Bei Personenschäden ist es unabdingbar, den gesamten Versicherungsstatus zu erfragen. Hierzu gehört zwingend die Frage nach einer etwa bestehenden Fahrerschutzversicherung oder Forderungsausfallversicherung (vgl. Becker, zfs 2021, 424 ff. m.w.N.).
Ist dem Rechtsanwalt – wie nicht selten – die Fahrerschutzversicherung unbekannt, so wird er für einen Unfallverletzten bei Mithaftung oder Alleinhaftung nicht 100 % des Schadens durchsetzen, obwohl dies mit Hilfe der Fahrerschutzversicherung unschwer möglich ist. Möglicherweise klagt er die nicht regulierten 50 % ein und unterliegt, wodurch er weitere Kosten produziert. Eine entsprechende Haftung liegt sodann auf der Hand.

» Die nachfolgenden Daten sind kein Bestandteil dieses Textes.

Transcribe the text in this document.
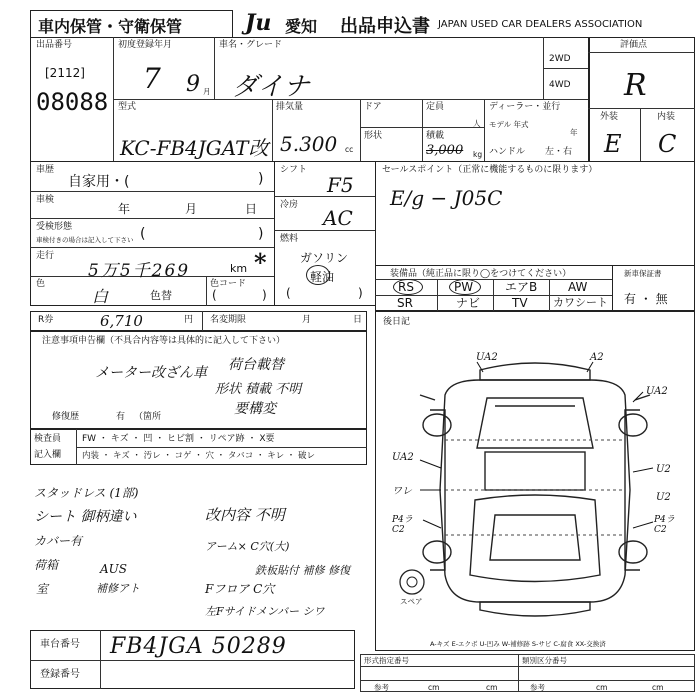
車内保管・守衛保管	Ju 愛知 出品申込書 JAPAN USED CAR DEALERS ASSOCIATION
出品番号
[2112]
08088
初度登録年月
7 9 月
車名・グレード
ダイナ
2WD
4WD
評価点
R
外装	内装
E C
型式
KC-FB4JGAT改
排気量
5.300 cc
ドア
形状
定員
人
積載
3,000 kg
ディーラー・並行
モデル 年式
年
ハンドル 左・右
車歴
自家用・(	)
車検
年	月	日
受検形態
車検付きの場合は記入して下さい (	)
走行
5万5千269	km *
色
白	色替
色コード
(	)
シフト
F5
冷房
AC
燃料
ガソリン
軽油
(	)
セールスポイント（正常に機能するものに限ります）
E/g − J05C
装備品（純正品に限り◯をつけてください）
RS	PW	エアB	AW
SR	ナビ	TV カワシート
新車保証書
有 ・ 無
R券	6,710	円 名変期限	月	日
注意事項申告欄（不具合内容等は具体的に記入して下さい）
メーター改ざん車 荷台載替
形状 積載 不明
要構変
修復歴	有 （箇所
後日記
UA2	A2
UA2
UA2
U2
ワレ
U2
P4ラ C2
P4ラ C2
スペア
A-キズ E-エクボ U-凹み W-補修跡 S-サビ C-腐食 XX-交換済
検査員
記入欄
FW ・ キズ ・ 凹 ・ ヒビ割 ・ リペア跡 ・ X要
内装 ・ キズ ・ 汚レ ・ コゲ ・ 穴 ・ タバコ ・ キレ ・ 破レ
スタッドレス (1部)
シート 御柄違い	改内容 不明
カバー有	アーム× C穴(大)
荷箱	AUS	鉄板貼付 補修 修復
室	補修アト	Fフロア C穴
左Fサイドメンバー シワ
車台番号 FB4JGA 50289
登録番号
形式指定番号	類別区分番号
参考	参考
cm	cm	cm	cm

Bei der zunehmenden Anzahl von Fahrradunfällen ohne Kfz-Beteiligung wird der Anwalt bei ersichtlicher Vermögenslosigkeit des Schädigers möglicherweise von einer Titulierung abraten, weil der Mandant "nicht gutes Geld schlechtem hinterherwerfen soll". Lässt sich der titulierte Anspruch indes über eine Forderungsausfallversicherung (Becker, a.a.O., 426 ff.) des Mandanten realisieren, so liegt auch hier die Haftung des Anwalts nahe. Bei der Beauftragung eines Rechtsanwalts, insbesondere eines Fachanwalts für Verkehrsrecht, darf der Mandant erwarten, dass dem Beauftragten entsprechende Versicherungen bekannt sind und er diese für den Auftraggeber nutzbringend einsetzt.
Stellt der Rechtsanwalt bei der durchgeführten Befragung fest, dass weitergehende Versicherungen bestehen, so sollte er sich die entsprechenden Versicherungsscheine vorlegen lassen. Es sollten dann die notwendigen versicherungsvertraglichen Fristen notiert und der Mandant befragt werden, ob er auch im Hinblick auf diese etwa festgestellten Versicherungen eine Tätigkeit durch den Rechtsanwalt wünscht. Da hier regelmäßig kein Kostenerstattungsanspruch gem. § 249 BGB gegenüber dem eintrittspflichtigen Haftpflichtversicherer besteht, ist der Mandant hierauf hinzuweisen und gleichzeitig zu befragen, ob gleichwohl eine Tätigkeit durch den Rechtsanwalt erfolgen soll.
Praxistipp:
Die Praxis des Verfassers belegt, dass die Mandanten regelmäßig eine diesbezügliche Tätigkeit beauftragen. In der Praxis des Unterzeichneten hat sich eine Vorgehensweise dergestalt etabliert, dass der Mandant im Anschluss an das Erstgespräch angeschrieben wird und er in diesem Schreiben darauf hingewiesen wird, dass für die Tätigkeit eine Rechnung gestellt wird, da die diesbezügliche Tätigkeit nicht als Schadenposition i.S.d. § 249 BGB gegenüber dem Haftpflichtversicherer geltend gemacht werden kann. Gleichzeitig wird eine konkrete hierauf bezogene Vollmacht mit der Bitte um Rückgabe übersandt. Da das gesprochene Wort nicht selten flüchtig ist, lässt sich bei dieser Vorgehensweise unschwer dokumentieren, dass der Mandant das Belehrungsschreiben erhalten hat. Dadurch lässt sich nicht nur das Haftungsrisiko minimieren, sondern es werden sogleich weitere abrechenbare Mandate akquiriert.